Not far away from Oaxaca was the ancient Tepotec/Mixtec site of Monte Alban.  To create this wonder of the pre European America, they first leveled off the entire top of a mountain, then built temples and other structures on top of it.  Here is a large ball court.

This view gives a sense of how large the site was and thus how much work had to be done in order to level off the top of the mountain.

Another overview of Monte Alban.  This one shows the leveling of the mountain even better than the last.

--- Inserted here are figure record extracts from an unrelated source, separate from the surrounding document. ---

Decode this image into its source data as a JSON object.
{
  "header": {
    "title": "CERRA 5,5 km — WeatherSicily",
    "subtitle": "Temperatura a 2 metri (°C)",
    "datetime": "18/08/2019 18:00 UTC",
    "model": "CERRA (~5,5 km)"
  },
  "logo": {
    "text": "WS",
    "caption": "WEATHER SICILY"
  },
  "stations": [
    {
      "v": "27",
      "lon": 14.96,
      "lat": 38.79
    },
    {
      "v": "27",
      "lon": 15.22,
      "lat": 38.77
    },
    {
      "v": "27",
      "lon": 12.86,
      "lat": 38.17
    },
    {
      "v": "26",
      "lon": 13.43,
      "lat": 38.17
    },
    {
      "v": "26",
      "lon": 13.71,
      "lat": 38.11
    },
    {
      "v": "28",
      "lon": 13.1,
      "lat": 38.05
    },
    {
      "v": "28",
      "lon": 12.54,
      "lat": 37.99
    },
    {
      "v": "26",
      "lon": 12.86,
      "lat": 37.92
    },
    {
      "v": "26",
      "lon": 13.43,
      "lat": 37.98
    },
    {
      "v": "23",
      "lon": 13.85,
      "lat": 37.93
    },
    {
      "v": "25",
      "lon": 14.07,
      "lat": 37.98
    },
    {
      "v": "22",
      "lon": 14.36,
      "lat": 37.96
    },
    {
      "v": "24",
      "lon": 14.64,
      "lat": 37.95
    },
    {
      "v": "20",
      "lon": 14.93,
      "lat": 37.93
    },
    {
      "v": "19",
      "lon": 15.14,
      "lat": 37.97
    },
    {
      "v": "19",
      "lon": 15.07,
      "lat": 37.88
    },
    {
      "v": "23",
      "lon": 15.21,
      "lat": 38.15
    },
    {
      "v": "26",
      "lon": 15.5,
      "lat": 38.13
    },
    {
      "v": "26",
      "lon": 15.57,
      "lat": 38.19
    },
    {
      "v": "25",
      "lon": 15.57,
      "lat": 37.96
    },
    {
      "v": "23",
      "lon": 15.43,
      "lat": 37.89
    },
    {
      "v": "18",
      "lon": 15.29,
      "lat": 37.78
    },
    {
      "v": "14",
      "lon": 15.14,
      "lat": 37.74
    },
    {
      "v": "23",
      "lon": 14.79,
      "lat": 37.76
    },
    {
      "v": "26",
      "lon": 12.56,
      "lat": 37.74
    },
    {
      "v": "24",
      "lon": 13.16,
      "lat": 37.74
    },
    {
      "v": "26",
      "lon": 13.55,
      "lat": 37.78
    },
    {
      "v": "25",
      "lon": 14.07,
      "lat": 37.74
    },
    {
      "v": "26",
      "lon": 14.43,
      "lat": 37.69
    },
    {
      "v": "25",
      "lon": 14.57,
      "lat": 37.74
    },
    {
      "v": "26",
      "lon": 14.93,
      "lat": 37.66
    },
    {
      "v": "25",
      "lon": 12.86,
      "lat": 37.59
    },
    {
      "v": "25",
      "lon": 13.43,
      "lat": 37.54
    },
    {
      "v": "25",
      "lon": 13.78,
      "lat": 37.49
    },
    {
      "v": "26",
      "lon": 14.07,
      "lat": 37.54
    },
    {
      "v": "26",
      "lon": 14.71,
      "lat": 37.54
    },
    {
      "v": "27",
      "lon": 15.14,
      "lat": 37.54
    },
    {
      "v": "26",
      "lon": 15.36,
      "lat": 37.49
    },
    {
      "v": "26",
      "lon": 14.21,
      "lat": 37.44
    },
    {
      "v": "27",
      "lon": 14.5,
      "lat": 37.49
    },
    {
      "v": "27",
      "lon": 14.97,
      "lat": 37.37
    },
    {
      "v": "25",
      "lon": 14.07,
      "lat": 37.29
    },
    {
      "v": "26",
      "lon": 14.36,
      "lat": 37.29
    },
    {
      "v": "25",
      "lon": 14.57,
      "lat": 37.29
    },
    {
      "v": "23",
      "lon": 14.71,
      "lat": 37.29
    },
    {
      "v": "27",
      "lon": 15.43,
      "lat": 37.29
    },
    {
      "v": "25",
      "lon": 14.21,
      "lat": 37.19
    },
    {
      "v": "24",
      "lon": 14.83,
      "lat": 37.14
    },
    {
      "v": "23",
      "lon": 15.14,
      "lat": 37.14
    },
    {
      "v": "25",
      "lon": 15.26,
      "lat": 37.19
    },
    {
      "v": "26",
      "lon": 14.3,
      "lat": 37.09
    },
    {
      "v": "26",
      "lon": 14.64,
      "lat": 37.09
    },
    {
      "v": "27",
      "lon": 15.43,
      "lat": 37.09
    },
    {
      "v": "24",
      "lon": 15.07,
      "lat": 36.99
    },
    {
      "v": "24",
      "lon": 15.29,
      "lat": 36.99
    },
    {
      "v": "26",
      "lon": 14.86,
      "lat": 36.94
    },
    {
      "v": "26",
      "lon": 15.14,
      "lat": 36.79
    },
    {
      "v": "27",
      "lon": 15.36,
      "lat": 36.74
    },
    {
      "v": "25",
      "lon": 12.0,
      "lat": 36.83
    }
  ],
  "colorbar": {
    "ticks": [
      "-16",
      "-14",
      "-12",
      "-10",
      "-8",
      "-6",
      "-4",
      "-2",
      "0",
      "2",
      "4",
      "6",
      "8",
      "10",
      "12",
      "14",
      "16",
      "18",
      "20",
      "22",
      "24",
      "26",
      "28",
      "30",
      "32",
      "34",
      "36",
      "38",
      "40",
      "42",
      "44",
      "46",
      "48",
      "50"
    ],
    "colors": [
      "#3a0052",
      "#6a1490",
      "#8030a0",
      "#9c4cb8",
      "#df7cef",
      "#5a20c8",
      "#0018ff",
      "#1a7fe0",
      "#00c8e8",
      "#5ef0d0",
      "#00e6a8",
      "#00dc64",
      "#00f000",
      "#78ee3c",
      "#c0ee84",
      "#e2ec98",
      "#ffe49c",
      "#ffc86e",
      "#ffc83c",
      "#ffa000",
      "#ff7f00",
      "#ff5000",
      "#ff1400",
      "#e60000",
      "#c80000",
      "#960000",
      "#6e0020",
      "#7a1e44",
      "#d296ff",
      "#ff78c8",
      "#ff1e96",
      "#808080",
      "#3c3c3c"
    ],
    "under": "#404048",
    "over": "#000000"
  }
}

In a nearby town, we visited the shop of this local artisan who makes fantastic animal carvings, brightly painted.  In this photo she is signing one of her pieces for us.  The lizard now lives on one of the bulkheads of Tricia Jean.

Back at Huatulco, we sometimes had to make room for some larger boats.  This cruise ship dock was right next to the area available for anchoring

Looking in the other direction, there was a grim reminder that the holding in the anchorage at Huatulco was not the best.  This was taken from the deck of Tricia Jean at anchor in Huatulco.

There were numerous coves and small bays near Huatulco where we could get away from the hustle and bustle of the town and tourists.  In this cove, every morning, four horses would appear from somewhere to play in the surf for awhile before disappearing back into the brush.

Eventually, a good weather window arrived for crossing the Gulf of Tehuanapec and we were on the move again.  This photo, taken by Frank of Windsong, was taken off of the coast of Guatemala. We had met up with them to transfer some diesel to them (they had just about run out).